Below are some of the key phrases that the IID put forward for use in Section 6, “Duties of Insurers and of Insurance Producers,” of the annuity transactions model law.
A (1)
In recommending to a consumer the purchase of an annuity or the exchange of an annuity that results in another insurance transaction or series of insurance transactions, the producer, or the insurer where no producer is involved, shall have reasonable grounds for believing that the recommendation is suitable for the particular consumer.
A (2)
“Reasonable grounds for believing that a recommendation is suitable” requires reasonable competence, trustworthiness, fair dealing, diligence, care and skill by the producer or the insurer where no producer is involved.
A (3)
These standards require a consumer-focused evaluation and reasonable disclosures of the producer’s or insurer’s interests so that the consumer’s interests are placed ahead of the interests of the producer or insurer and the producer’s compensation and material conflicts of interest are merely incidental to the transaction.
This does not mean that the annuity product with the lowest one-time or multiple occurrence compensation structure must necessarily be recommended, but the recommendation must be diligently focused on whether the product costs, rates, benefits, features and other contractual provisions of the annuity address the actual financial situation, objectives and needs of the particular consumer.
A (4)
These standards shall be applied in a limited manner and scope to the licensed authority and qualification of the producer, or insurer where no producer is involved, and whether the producer, or insurer where no producer is involved, is only authorized to recommend a limited range of annuity products or product types.
A (5)
These standards require the producer, or insurer where no producer is involved, to orally or in writing describe to the consumer the grounds for the recommendation.
A (6)
The producer, or insurer where no producer is involved, shall consider all factors including the consumer’s suitability information, product costs, rates, benefits, features and other contractual provisions. The factors set forth are generally relevant in making a suitability determination, but the level of importance of each factor may vary depending on the facts and circumstances of a particular case. Factors should not be considered in isolation.

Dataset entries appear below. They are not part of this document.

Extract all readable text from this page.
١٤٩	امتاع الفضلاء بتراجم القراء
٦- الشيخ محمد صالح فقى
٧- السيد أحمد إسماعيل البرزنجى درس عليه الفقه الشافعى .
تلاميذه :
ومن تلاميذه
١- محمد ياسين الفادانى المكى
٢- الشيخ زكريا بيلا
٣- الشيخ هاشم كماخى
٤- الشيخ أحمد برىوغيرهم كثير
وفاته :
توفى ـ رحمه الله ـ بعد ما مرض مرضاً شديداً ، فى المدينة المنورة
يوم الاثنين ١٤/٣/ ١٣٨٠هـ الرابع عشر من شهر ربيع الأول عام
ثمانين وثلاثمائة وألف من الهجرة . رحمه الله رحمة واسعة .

B. Prior to the recommendation of an annuity, a producer, or an insurer where no producer is involved, shall do all of the following:
(1) Make reasonable efforts to obtain suitability information from the consumer;
(2) Consider the types of products the producer, or insurer where no producer is involved, is authorized and licensed to recommend or sell that may align with the consumer’s disclosed suitability information and address the consumer’s financial situation, objectives and needs.